It's good to be cautious, but as a cautious person I still use the
2.6test9-11 for the last couple of months and it's stable and much
faster than 2.4.22+preemption I had just before it. I keep a 2.4
kernel image around of course.

What I'd recommend people to do:

1. Make sure your tools are updated to 2.6 (e.g. use debian "unstable",
not debian "stable").
2. Keep an extra boot media and a 2.4 kernel within a reach (I rely
on the August Penguin mini-disc for this, been carrying it in my
wallet since I got it :-).

Since I tested the kernel, at least one or two bug reports of mine
were fixed in the final release (the "Missing initialization of
/proc/net/tcp seq_file" is a bug I reported and tested the fix)

So being cautious is a good advice, but not to the point of not giving
it a try at all.

One drawback I am worried about is the mentioning of a few dozens(?) of
security-related bugs which have to be forward-ported.
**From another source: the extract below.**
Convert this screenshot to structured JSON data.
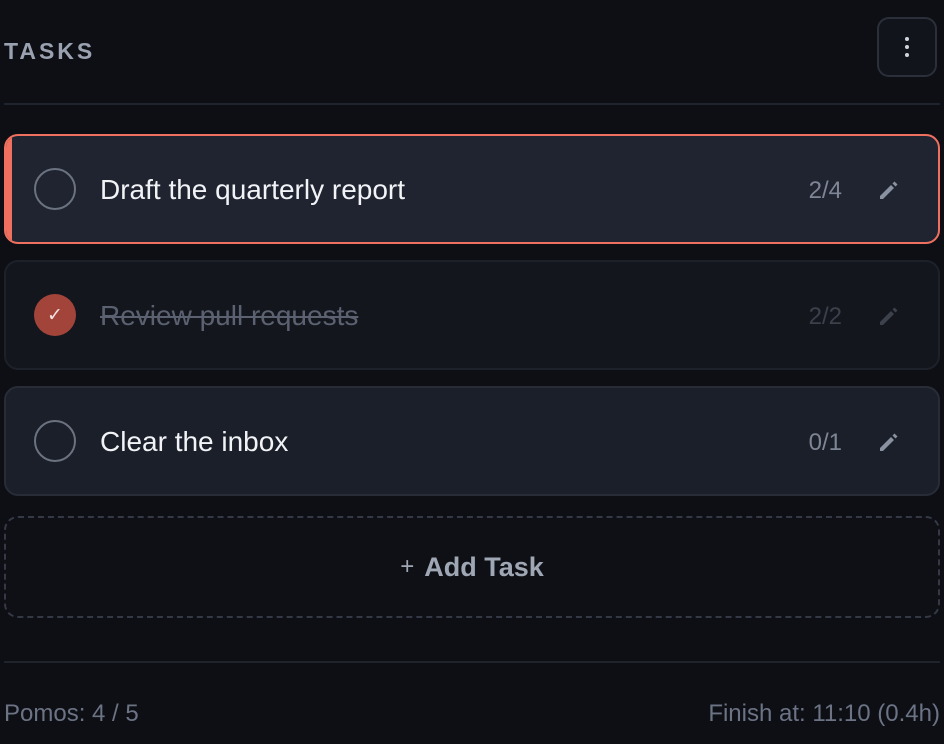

Can anyone
comment about these?

--Amos

guy keren wrote:
On Thu, 18 Dec 2003, Nadav Har'El wrote:


On Thu, Dec 18, 2003, Muli Ben-Yehuda wrote about "Fwd: Linux 2.6.0":

Haven't seen this mentioned here yet, so, without further ado...

Does anybody know of a good summary of the differences between the latest Linux 2.4 versions, and 2.6?


hold your horses...
"remember the dragons, mike" (and kernel 2.4.0). according to the bug-fix
list, the kernel is not realy stable yet. fixing races that can cause
oops of various sorts? give it a few versions before you really try to
use it.

it took 2.4 more then half a year, from the 'stable' kernel, until a
kernel that was actually stable (perhaps it was closer to a year? my
memory is getting too short for this). based on past experience, it'll
take a few more month before 2.6 will get to a stage where you'll dare put
it on a production system that needs to work under some kind of stress..

this is not a prediction - just a catious look at the past.